Sara took one careful step toward it, and then she felt her ears get hot, like her body could sense that a person was staring at her.
She looked up.
A person was staring.
In fact, all eighteen of them were.
Georgia tingled all over. She felt deliciously alive, and though she wasn’t prone to smiling she couldn’t get the smile off her face.
In one hand, she gripped the bloody filet knife.
In the other, she gripped something even more exciting.
She strolled up to the Chinese man, the one called Kong, the muffled screams in the air almost musical in how they conveyed pain.
Then, abruptly, she stopped, her arm jerking back.
She tugged a bit harder, but it was no use.
Tom’s intestines wouldn’t stretch any farther.
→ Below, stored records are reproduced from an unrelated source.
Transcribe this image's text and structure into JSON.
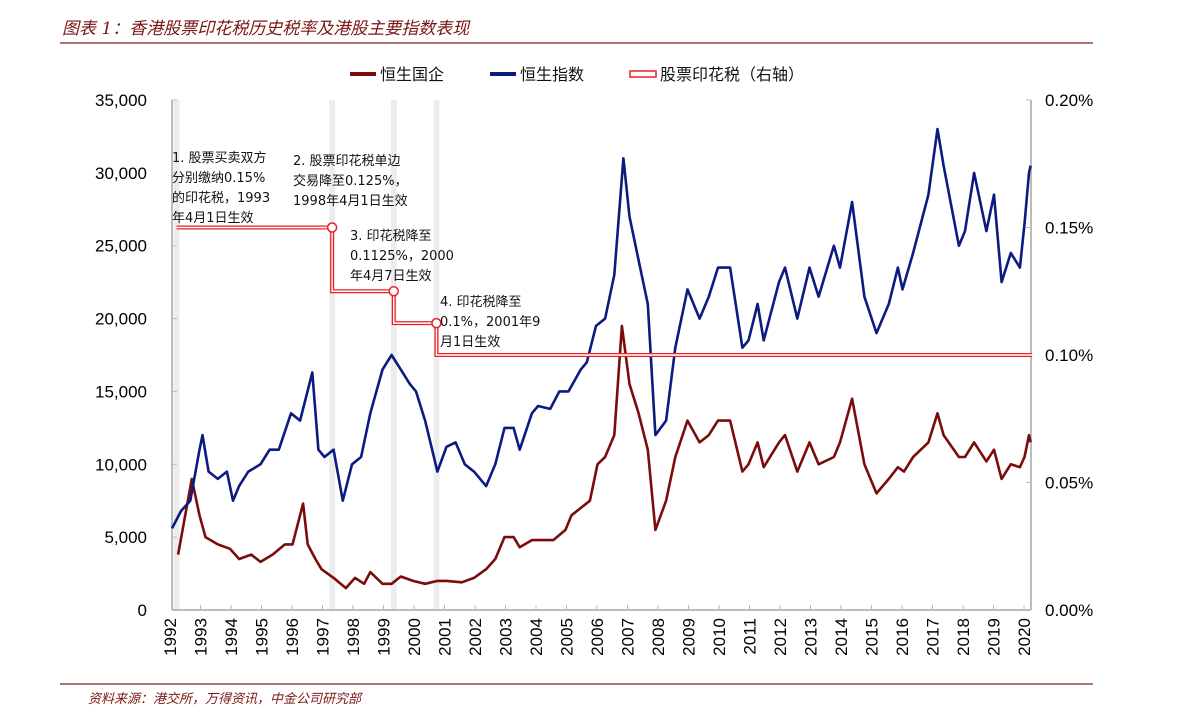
{
  "title": "图表 1：香港股票印花税历史税率及港股主要指数表现",
  "source": "资料来源：港交所，万得资讯，中金公司研究部",
  "colors": {
    "hscei": "#7b0c0c",
    "hsi": "#0b1b80",
    "stamp_duty": "#e8202a",
    "band": "#ececec"
  },
  "chart_data": {
    "type": "line",
    "legend_position": "top",
    "grid": false,
    "x_tick_labels": [
      "1992",
      "1993",
      "1994",
      "1995",
      "1996",
      "1997",
      "1998",
      "1999",
      "2000",
      "2001",
      "2002",
      "2003",
      "2004",
      "2005",
      "2006",
      "2007",
      "2008",
      "2009",
      "2010",
      "2011",
      "2012",
      "2013",
      "2014",
      "2015",
      "2016",
      "2017",
      "2018",
      "2019",
      "2020"
    ],
    "y_left": {
      "lim": [
        0,
        35000
      ],
      "ticks": [
        "0",
        "5,000",
        "10,000",
        "15,000",
        "20,000",
        "25,000",
        "30,000",
        "35,000"
      ]
    },
    "y_right": {
      "lim": [
        0,
        0.2
      ],
      "ticks": [
        "0.00%",
        "0.05%",
        "0.10%",
        "0.15%",
        "0.20%"
      ]
    },
    "series": [
      {
        "name": "恒生国企",
        "axis": "left",
        "color": "#7b0c0c",
        "x": [
          1993.2,
          1993.65,
          1993.9,
          1994.1,
          1994.5,
          1994.9,
          1995.2,
          1995.6,
          1995.9,
          1996.3,
          1996.7,
          1996.95,
          1997.3,
          1997.45,
          1997.7,
          1997.9,
          1998.3,
          1998.7,
          1999.0,
          1999.3,
          1999.5,
          1999.9,
          2000.2,
          2000.5,
          2000.9,
          2001.3,
          2001.7,
          2002.0,
          2002.5,
          2002.9,
          2003.3,
          2003.6,
          2003.9,
          2004.2,
          2004.4,
          2004.8,
          2005.0,
          2005.5,
          2005.9,
          2006.1,
          2006.4,
          2006.7,
          2006.95,
          2007.2,
          2007.5,
          2007.75,
          2008.0,
          2008.3,
          2008.6,
          2008.85,
          2009.2,
          2009.5,
          2009.9,
          2010.3,
          2010.6,
          2010.9,
          2011.3,
          2011.7,
          2011.9,
          2012.2,
          2012.4,
          2012.9,
          2013.1,
          2013.5,
          2013.9,
          2014.2,
          2014.7,
          2014.9,
          2015.3,
          2015.7,
          2016.1,
          2016.5,
          2016.8,
          2017.0,
          2017.3,
          2017.8,
          2018.1,
          2018.3,
          2018.8,
          2019.0,
          2019.3,
          2019.7,
          2019.95,
          2020.2,
          2020.5,
          2020.8,
          2020.95,
          2021.1,
          2021.15
        ],
        "y": [
          3800,
          9000,
          6500,
          5000,
          4500,
          4200,
          3500,
          3800,
          3300,
          3800,
          4500,
          4500,
          7300,
          4500,
          3500,
          2800,
          2200,
          1500,
          2200,
          1800,
          2600,
          1800,
          1800,
          2300,
          2000,
          1800,
          2000,
          2000,
          1900,
          2200,
          2800,
          3500,
          5000,
          5000,
          4300,
          4800,
          4800,
          4800,
          5500,
          6500,
          7000,
          7500,
          10000,
          10500,
          12000,
          19500,
          15500,
          13500,
          11000,
          5500,
          7500,
          10500,
          13000,
          11500,
          12000,
          13000,
          13000,
          9500,
          10000,
          11500,
          9800,
          11500,
          12000,
          9500,
          11500,
          10000,
          10500,
          11500,
          14500,
          10000,
          8000,
          9000,
          9800,
          9500,
          10500,
          11500,
          13500,
          12000,
          10500,
          10500,
          11500,
          10200,
          11000,
          9000,
          10000,
          9800,
          10500,
          12000,
          11500
        ]
      },
      {
        "name": "恒生指数",
        "axis": "left",
        "color": "#0b1b80",
        "x": [
          1993.0,
          1993.3,
          1993.6,
          1993.9,
          1994.0,
          1994.2,
          1994.5,
          1994.8,
          1995.0,
          1995.2,
          1995.5,
          1995.9,
          1996.2,
          1996.5,
          1996.9,
          1997.2,
          1997.6,
          1997.8,
          1998.0,
          1998.3,
          1998.6,
          1998.9,
          1999.2,
          1999.5,
          1999.9,
          2000.2,
          2000.5,
          2000.8,
          2001.0,
          2001.3,
          2001.7,
          2002.0,
          2002.3,
          2002.6,
          2002.9,
          2003.3,
          2003.6,
          2003.9,
          2004.2,
          2004.4,
          2004.8,
          2005.0,
          2005.4,
          2005.7,
          2006.0,
          2006.4,
          2006.6,
          2006.9,
          2007.2,
          2007.5,
          2007.8,
          2008.0,
          2008.3,
          2008.6,
          2008.85,
          2009.2,
          2009.5,
          2009.9,
          2010.3,
          2010.6,
          2010.9,
          2011.3,
          2011.7,
          2011.9,
          2012.2,
          2012.4,
          2012.9,
          2013.1,
          2013.5,
          2013.9,
          2014.2,
          2014.7,
          2014.9,
          2015.3,
          2015.7,
          2016.1,
          2016.5,
          2016.8,
          2016.95,
          2017.3,
          2017.8,
          2018.1,
          2018.3,
          2018.8,
          2019.0,
          2019.3,
          2019.7,
          2019.95,
          2020.2,
          2020.5,
          2020.8,
          2020.95,
          2021.1,
          2021.15
        ],
        "y": [
          5600,
          6800,
          7500,
          11000,
          12000,
          9500,
          9000,
          9500,
          7500,
          8500,
          9500,
          10000,
          11000,
          11000,
          13500,
          13000,
          16300,
          11000,
          10500,
          11000,
          7500,
          10000,
          10500,
          13500,
          16500,
          17500,
          16500,
          15500,
          15000,
          13000,
          9500,
          11200,
          11500,
          10000,
          9500,
          8500,
          10000,
          12500,
          12500,
          11000,
          13500,
          14000,
          13800,
          15000,
          15000,
          16500,
          17000,
          19500,
          20000,
          23000,
          31000,
          27000,
          24000,
          21000,
          12000,
          13000,
          18000,
          22000,
          20000,
          21500,
          23500,
          23500,
          18000,
          18500,
          21000,
          18500,
          22500,
          23500,
          20000,
          23500,
          21500,
          25000,
          23500,
          28000,
          21500,
          19000,
          21000,
          23500,
          22000,
          24500,
          28500,
          33000,
          30500,
          25000,
          26000,
          30000,
          26000,
          28500,
          22500,
          24500,
          23500,
          26500,
          30000,
          30500
        ]
      },
      {
        "name": "股票印花税（右轴）",
        "axis": "right",
        "color": "#e8202a",
        "style": "double-line-step",
        "x": [
          1993.15,
          1998.25,
          2000.27,
          2001.67,
          2021.2
        ],
        "y": [
          0.15,
          0.125,
          0.1125,
          0.1,
          0.1
        ]
      }
    ],
    "annotations": [
      {
        "lines": [
          "1. 股票买卖双方",
          "分别缴纳0.15%",
          "的印花税，1993",
          "年4月1日生效"
        ]
      },
      {
        "lines": [
          "2. 股票印花税单边",
          "交易降至0.125%，",
          "1998年4月1日生效"
        ]
      },
      {
        "lines": [
          "3. 印花税降至",
          "0.1125%，2000",
          "年4月7日生效"
        ]
      },
      {
        "lines": [
          "4. 印花税降至",
          "0.1%，2001年9",
          "月1日生效"
        ]
      }
    ]
  }
}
Cindy had her eyes squeezed shut, and wished she could squeeze her ears shut as well. Of all the horrors of the past day, nothing could compare to when Georgia walked over with that knife. She was humming, actually humming, like this was some sort of game.
Then, without a word, she cut Tom open.
It got really bad after that.
In a perverse way, Cindy was grateful for the mouth gags. If she’d been forced to hear Tom beg, or scream at full throttle, Cindy was sure she would have lost her mind.
She peeked at Tyrone, who was also closing his eyes.
This wasn’t how it was supposed to end. Cindy was finally straightening out her life. She finally found a good guy to be her boyfriend. She’d kicked drugs and her sentence was almost up and she was excited to become a waitress, of all stupid things, because that’s what regular teenagers did and she so wanted to be regular.
Cindy tried to picture her parents, when they used to look at her with love instead of suspicion, tried to hear their voices rather than the voice of that horrible man giving Georgia orders.
“Now do his eyes.”
Cindy wondered if her body would ever be found. If her mom and dad would ever know what happened to her. She wondered if they would care. She wondered, absurdly, if there was some way for an autopsy to be done, and it could show her parents, her family, her old friends, the whole world, that Cindy Welp died clean and sober, not a trace of meth in her system.
“Now do his genitals.”
Cindy wished she could say goodbye to them. To tell them how sorry she was, but even more than that. To thank them, for all they’ve given her. To make them understand that she could finally understand. To say I love you one last time.
“Now do his scalp.”
Cindy chanced another peek at Tyrone, and he was peeking at her. All the potential, all the possibility, they shared it in that one long look. Cindy had a brief, intense fantasy, something far beyond becoming a waitress. She stared at him and saw herself through his eyes, in ways she never dreamed of. As a wife. A mother. A grandmother. Someone who was important to other people. Someone needed. Someone loved.
A tear rolled down Tyrone’s face. Cindy realized she was crying too.
“Now do the girl.”
Paulie Gunther Spence blinked. The pain he was in defied imagination. Surgery without anesthesia was agonizing enough, but Lester had hurt him even worse with his squeezing.
He blinked again.
They would suffer. Lester, and the doctor. Paulie would take his time with them. Keep them alive for months. Feed them through a stomach tube if he had to.
He blinked once more, and then twitched his fingers.
Paulie tried to remember the procedure, those many years ago. He’d been awake for that, too. But it took him all night before he was able to move again. Yet now he was already able to blink and twitch.
He concentrated, really hard, and jerked his left foot.
Maybe the procedure had done something to him, to make the paralytic wear off quicker. Or maybe the doctor had given him an incorrect dose, not accounting for all the weight he’d gained.
Paulie didn’t care about the reason why. He embraced it.
The sooner he could move, the sooner he could pay them back, tenfold.
The man known as Subject 33 blinked, then forced his lips into a smile.
Tom kept waiting for the white light, waiting for the angel choir. But as his blood and breath and life leaked out of his ruined body, he realized there was nothing. Absolutely nothing.